Various systems and applications perform monitoring of data streams in a distributed environment. Such applications include, for example, sensor networks, distributed web-sites, distributed intrusion detection systems, distributed data communication applications and many others. Methods for monitoring distributed data streams are described, for example, by Carney, et al., in “Monitoring Streams—a New Class of Data Management Applications,” Proceedings of the 28th International Conference on Very Large Data Bases (VLDB), Hong Kong, China, Aug. 20-23, 2002, pages 215-226, and by Cherniack, et al., in “Scalable Distributed Stream Processing,” Proceedings of the First Biennial Conference on Innovative Data Systems Research (CIDR), Jan. 5-8, 2003, Asilomar, Calif. These publications are incorporated herein by reference.
In some data stream monitoring applications, continuous queries, such as monitoring queries, are specified over the data.
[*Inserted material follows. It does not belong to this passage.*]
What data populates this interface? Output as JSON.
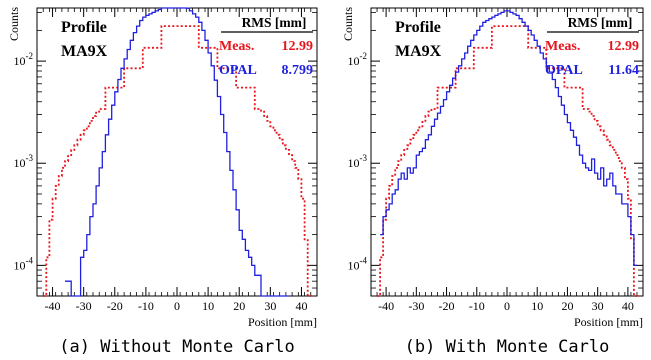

Continuous queries are described, for example, by Babu and Widom in “Continuous Queries over Data Streams,” ACM SIGMOD Record, (30:3), September 2001, pages 109-120, and by Terry, et al., in “Continuous Queries over Append-Only Databases,” Proceedings of the 1992 ACM International Conference on Management of Data (SIGMOD), San Diego, Calif., Jun. 2-5, 1992, pages 321-330, which are incorporated herein by reference.
Several methods for evaluating monitoring queries are known in the art. For example, Dilman and Raz describe a process for detecting when a sum of a distributed set of variables exceeds a predetermined threshold in “Efficient Reactive Monitoring,” Proceedings of the 20th Annual Joint Conference of the IEEE Computer and Communications Societies (INFOCOM), April, 2001, pages 1012-1019, which is incorporated herein by reference. Manjhi et al., describe a process of finding frequently-occurring items in a set of distributed streams in “Finding (Recently) Frequent Items in Distributed Data Streams,” Proceedings of the 21st International Conference on Data Engineering (ICDE), Tokyo, Japan, Apr. 5-8, 2005, pages 767-778, which is incorporated herein by reference.
As another example, Bulut, et al., describe a process for detecting similar sets of streams among a large set of distributed streams in “Distributed Data Streams Indexing using Content-Based Routing Paradigm,” Proceedings of the 19th IEEE International Parallel and Distributed Processing Symposium (IPDPS), Denver, Colo., Apr. 3-8, 2005, page 94, which is incorporated herein by reference. Yet another process, which approximates quantiles over distributed streams, is described by Cormode, et al., in “Holistic Aggregates in a Networked World: Distributed Tracking of Approximate Quantiles,” Proceedings of SIGMOD 2005, Baltimore, Md., Jun. 14-15, 2005, pages 25-36, which is incorporated herein by reference.
Olston, et al., describe a centralized processor, which monitors continuous queries over distributed data in “Adaptive Filters for Continuous Queries over Distributed Data Streams,” Proceedings of the 2003 ACM SIGMOD Conference, San Diego, Calif., Jun. 9-12, 2003, pages 563-574, which is incorporated herein by reference. According to the disclosed method, users register continuous queries with precision requirements at the centralized processor, which installs filters at remote data sources. The filters adapt to changing conditions to minimize stream rates while guaranteeing that all continuous queries still receive the updates necessary to provide answers of adequate precision at all times. Babcock and Olston describe a method for determining the k largest values, aggregated over a set of distributed data streams in “Distributed Top-k Monitoring,” Proceedings of the 2003 ACM SIGMOD Conference, San Diego, Calif., Jun. 9-12, 2003, pages 28-39, which is incorporated herein by reference.
Gibbons and Tirthapura describe methods for evaluating certain functions over a set of distributed streams in “Estimating Simple Functions on the Union of Data Streams,” Proceedings of the 13th Annual ACM Symposium on Parallel Algorithms and Architectures (SPAA), Crete, Greece, Jul. 4-6, 2001, pages 281-291, and in “Distributed Streams Algorithms for Sliding Windows,” Proceedings of the 14th Annual ACM SPAA, Winnipeg, Canada, Aug. 11-13, 2002, which are incorporated herein by reference.